Psychiatric disorders are often polygenic, they are a result from multiple genetic variations. The risk for the development of a psychiatric disorder can be measured by a polygenetic score (PGS). The interaction between depression, PGS and childhood trauma is measured, and they found that the nature of the interaction between the three was different for all cases. There have also been PGS studies for schizophrenia, which had predictive value. People with PGS for schizophrenia exposed a greater decrease in cortical thickness when they used cannabis.

What are future directions of gene-environment interaction studies?

Recently, the shift between candidate-gene studies to genome-wide approaches was made. There is a need to collect more high-quality data to develop mental life-course approaches. There are still some difficulties, such as the aggregate effects of genotypes in polygenetic approaches or the burden of GWAS. However, for further collection of quality data on GxE interactions the following things should be considered:

1. Obtaining better quality environmental measures, multiple environmental factors should be considered instead of just a single and specific one.

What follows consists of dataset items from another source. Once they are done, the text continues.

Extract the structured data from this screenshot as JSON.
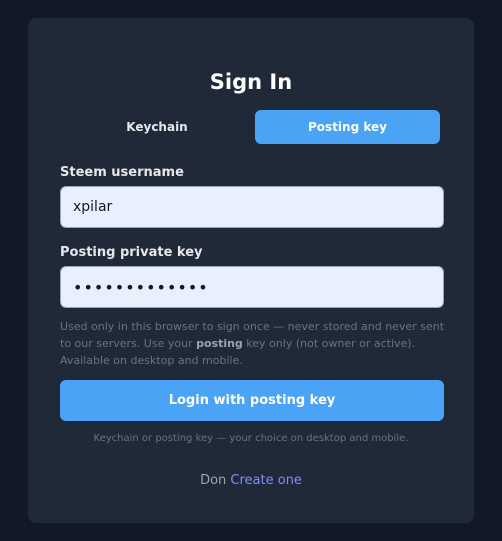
{
  "page": {
    "title": "Sign In"
  },
  "tabs": {
    "keychain": "Keychain",
    "posting_key": "Posting key",
    "active": "posting_key"
  },
  "form": {
    "username_label": "Steem username",
    "username_value": "xpilar",
    "key_label": "Posting private key",
    "key_value": "•••••••••••••",
    "hint_part1": "Used only in this browser to sign once — never stored and never sent to our servers. Use your ",
    "hint_bold": "posting",
    "hint_part2": " key only (not owner or active). Available on desktop and mobile.",
    "login_button": "Login with posting key",
    "footnote": "Keychain or posting key — your choice on desktop and mobile."
  },
  "signup": {
    "prefix": "Don",
    "link": "Create one"
  },
  "colors": {
    "background": "#111827",
    "card": "#1f2937",
    "accent": "#4aa3f5",
    "link": "#818cf8"
  }
}
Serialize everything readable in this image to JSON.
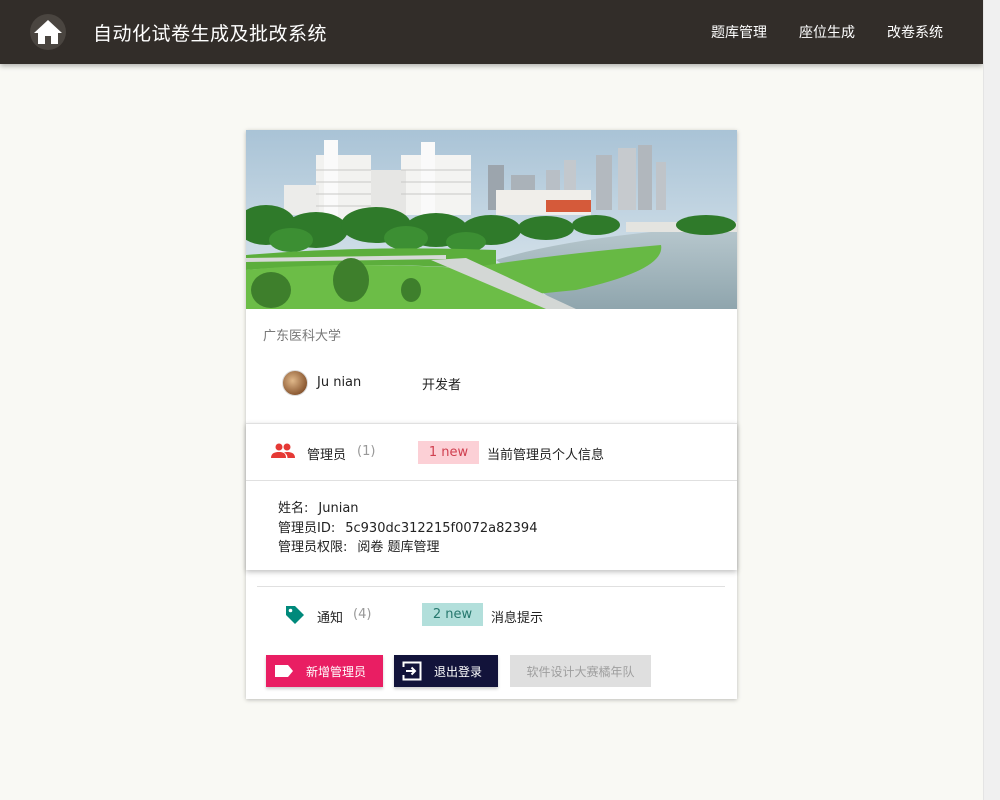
{
  "navbar": {
    "home_icon": "home-icon",
    "title": "自动化试卷生成及批改系统",
    "links": [
      "题库管理",
      "座位生成",
      "改卷系统"
    ]
  },
  "card": {
    "school": "广东医科大学",
    "author": {
      "name": "Ju nian",
      "role": "开发者"
    },
    "admin": {
      "title": "管理员",
      "count": "(1)",
      "badge": "1 new",
      "description": "当前管理员个人信息",
      "info": [
        {
          "label": "姓名:",
          "value": "Junian"
        },
        {
          "label": "管理员ID:",
          "value": "5c930dc312215f0072a82394"
        },
        {
          "label": "管理员权限:",
          "value": "阅卷 题库管理"
        }
      ]
    },
    "notice": {
      "title": "通知",
      "count": "(4)",
      "badge": "2 new",
      "description": "消息提示"
    },
    "buttons": {
      "add": "新增管理员",
      "logout": "退出登录",
      "team": "软件设计大赛橘年队"
    }
  },
  "colors": {
    "navbar": "#322d29",
    "pink_button": "#e91e63",
    "navy_button": "#12133a",
    "pink_badge": "#fcd0d6",
    "teal_badge": "#b2dfdb",
    "people_icon": "#e53935",
    "tag_icon": "#00897b"
  }
}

2. Focus more on transdiagnostic phenotypes, intermediate phenotypes that are similar across disorders should be further investigated. Examples are emotion regulation and cognitive bias.

3. Applying a developmental perspective, the life-course approach may be needed to fully understand the position of GxE studies in the development of psychiatric disorders.

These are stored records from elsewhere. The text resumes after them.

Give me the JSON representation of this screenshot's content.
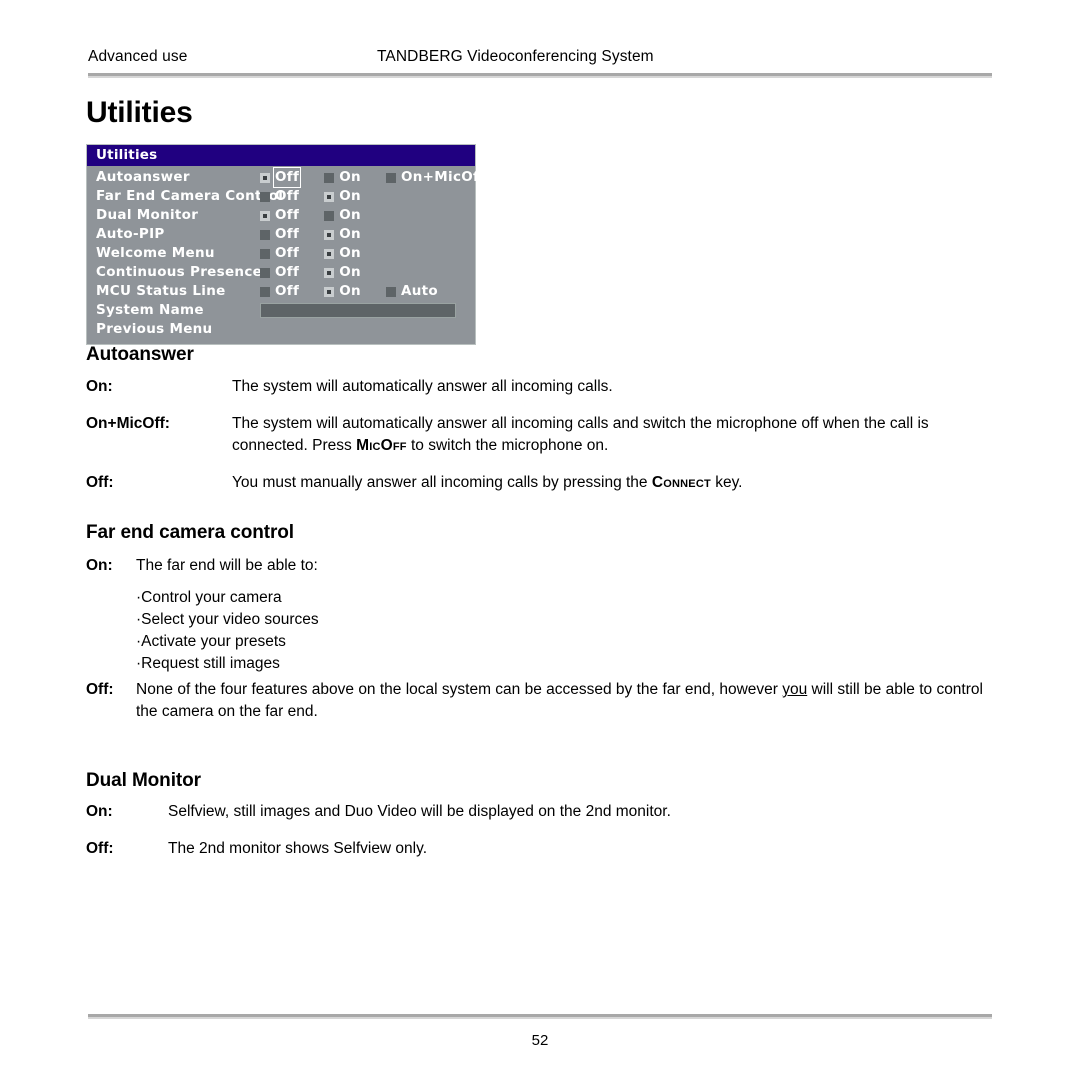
{
  "header": {
    "left": "Advanced use",
    "center": "TANDBERG Videoconferencing System"
  },
  "page_title": "Utilities",
  "osd_menu": {
    "title": "Utilities",
    "rows": [
      {
        "label": "Autoanswer",
        "options": [
          {
            "text": "Off",
            "selected": true,
            "cursor": true
          },
          {
            "text": "On",
            "selected": false,
            "cursor": false
          },
          {
            "text": "On+MicOff",
            "selected": false,
            "cursor": false
          }
        ]
      },
      {
        "label": "Far End Camera Control",
        "options": [
          {
            "text": "Off",
            "selected": false,
            "cursor": false
          },
          {
            "text": "On",
            "selected": true,
            "cursor": false
          }
        ]
      },
      {
        "label": "Dual Monitor",
        "options": [
          {
            "text": "Off",
            "selected": true,
            "cursor": false
          },
          {
            "text": "On",
            "selected": false,
            "cursor": false
          }
        ]
      },
      {
        "label": "Auto-PIP",
        "options": [
          {
            "text": "Off",
            "selected": false,
            "cursor": false
          },
          {
            "text": "On",
            "selected": true,
            "cursor": false
          }
        ]
      },
      {
        "label": "Welcome Menu",
        "options": [
          {
            "text": "Off",
            "selected": false,
            "cursor": false
          },
          {
            "text": "On",
            "selected": true,
            "cursor": false
          }
        ]
      },
      {
        "label": "Continuous Presence",
        "options": [
          {
            "text": "Off",
            "selected": false,
            "cursor": false
          },
          {
            "text": "On",
            "selected": true,
            "cursor": false
          }
        ]
      },
      {
        "label": "MCU Status Line",
        "options": [
          {
            "text": "Off",
            "selected": false,
            "cursor": false
          },
          {
            "text": "On",
            "selected": true,
            "cursor": false
          },
          {
            "text": "Auto",
            "selected": false,
            "cursor": false
          }
        ]
      }
    ],
    "system_name": {
      "label": "System Name",
      "value": "",
      "placeholder": ""
    },
    "previous_menu_label": "Previous Menu",
    "colors": {
      "titlebar": "#200080",
      "body": "#8f9499",
      "input": "#5e6467",
      "radio_unselected": "#5e6467",
      "radio_selected": "#c9cdcf"
    }
  },
  "sections": {
    "autoanswer": {
      "title": "Autoanswer",
      "rows": [
        {
          "term": "On",
          "colon": ":",
          "body": "The system will automatically answer all incoming calls."
        },
        {
          "term": "On+MicOff",
          "colon": ":",
          "body_part1": "The system will automatically answer all incoming calls and switch the microphone off when the call is connected. Press ",
          "body_smallcaps": "MicOff",
          "body_part2": " to switch the microphone on."
        },
        {
          "term": "Off",
          "colon": ":",
          "body_part1": "You must manually answer all incoming calls by pressing the ",
          "body_smallcaps": "Connect",
          "body_part2": " key."
        }
      ]
    },
    "far_end_camera_control": {
      "title": "Far end camera control",
      "on_term": "On",
      "on_colon": ":",
      "on_body": "The far end will be able to:",
      "bullets": [
        "·Control your camera",
        "·Select your video sources",
        "·Activate your presets",
        "·Request still images"
      ],
      "off_term": "Off",
      "off_colon": ":",
      "off_body_part1": "None of the four features above on the local system can be accessed by the far end, however ",
      "off_body_underlined": "you",
      "off_body_part2": " will still be able to control the camera on the far end."
    },
    "dual_monitor": {
      "title": "Dual Monitor",
      "rows": [
        {
          "term": "On",
          "colon": ":",
          "body": "Selfview, still images and Duo Video will be displayed on the 2nd monitor."
        },
        {
          "term": "Off",
          "colon": ":",
          "body": "The 2nd monitor  shows Selfview only."
        }
      ]
    }
  },
  "footer": {
    "page_number": "52"
  }
}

4. New analytical approaches and study designs, the diathesis-stress model, vantage resistance and differential susceptibility should be carefully chosen to get the best results.

What are new analytical approaches and study designs?

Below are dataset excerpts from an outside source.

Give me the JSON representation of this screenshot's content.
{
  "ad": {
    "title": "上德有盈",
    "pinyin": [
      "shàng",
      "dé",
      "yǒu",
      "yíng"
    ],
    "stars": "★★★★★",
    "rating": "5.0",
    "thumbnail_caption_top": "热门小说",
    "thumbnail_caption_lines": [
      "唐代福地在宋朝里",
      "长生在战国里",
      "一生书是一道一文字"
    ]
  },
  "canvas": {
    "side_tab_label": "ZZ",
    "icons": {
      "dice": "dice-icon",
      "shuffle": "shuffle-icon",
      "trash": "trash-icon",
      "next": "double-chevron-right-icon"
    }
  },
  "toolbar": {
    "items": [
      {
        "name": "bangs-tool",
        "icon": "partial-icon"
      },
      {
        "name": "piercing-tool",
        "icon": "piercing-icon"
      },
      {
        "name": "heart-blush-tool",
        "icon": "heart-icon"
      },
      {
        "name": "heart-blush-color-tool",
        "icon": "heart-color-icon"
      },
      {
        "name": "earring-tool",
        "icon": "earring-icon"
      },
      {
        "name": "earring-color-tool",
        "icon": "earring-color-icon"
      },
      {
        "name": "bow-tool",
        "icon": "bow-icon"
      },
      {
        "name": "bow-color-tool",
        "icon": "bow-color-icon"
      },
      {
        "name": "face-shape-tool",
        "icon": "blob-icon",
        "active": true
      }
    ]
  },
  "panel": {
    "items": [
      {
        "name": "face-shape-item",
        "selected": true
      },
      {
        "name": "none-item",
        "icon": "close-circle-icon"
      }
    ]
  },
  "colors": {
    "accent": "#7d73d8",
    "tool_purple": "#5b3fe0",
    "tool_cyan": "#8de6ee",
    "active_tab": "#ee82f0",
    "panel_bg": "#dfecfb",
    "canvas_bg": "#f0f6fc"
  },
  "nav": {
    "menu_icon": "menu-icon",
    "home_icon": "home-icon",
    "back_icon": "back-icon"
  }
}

Future studies should consider the type of gene and environment interaction to determine their research strategy. There are several GxE interactions that could be considered:

1. Use of vulnerability genes, studies that investigate a specific type of vulnerability gene can benefit from approaches that reduce the burden of testing multiple times.

2. Vantage sensitivity genes, significant effects of specific genotypes can only be observed in supportive or positive environments. Cognitive behavioural therapy (CBT) presents the opportunity to conduct genome-wide GxE studies.

3. Differential susceptibility genes can be tested in monozygotic twins (MZ twins). They are genetically identical but experience a different environment. Therefore, comparing MZ twins can benefit research to the development of psychiatric disorders.

BulletPoints

• Psychiatric disorders develop trough an interplay between environmental and genetic factors. Genetic vulnerability to a disorder can be moderated by environment and vice versa. However, most studies that described this interplay, or gene-environment interaction (GxE) are based on studies using single candidates. After recognizing the shortcomings, researchers started focusing on polygenic and genome-wide approaches.

• Recently, most GxE studies found more evidence for genetic sensitivity, rather then vulnerability. There are many genetic variants that could increase vulnerability for the development of psychopathology, but it might be more appropriate to consider environmental sensitivity to measure risk factors for psychiatric disorders.

• Recently, the shift between candidate-gene studies to genome-wide approaches was made. There is a need to collect more high-quality data to develop mental life-course approaches. There are still some difficulties, such as the aggregate effects of genotypes in polygenetic approaches or the burden of GWAS.

ExamTickets

• You should know the pros and cons of the different methodologies that are being used in research to the genetic and environmental interaction in causing psychiatric disorders.

• What is the benefit of using MZ twins in researching the interaction between genetic and environmental factors in the development of psychiatric disorders?

• What is the difference between the diathesis-stress model and the differential susceptibility theory?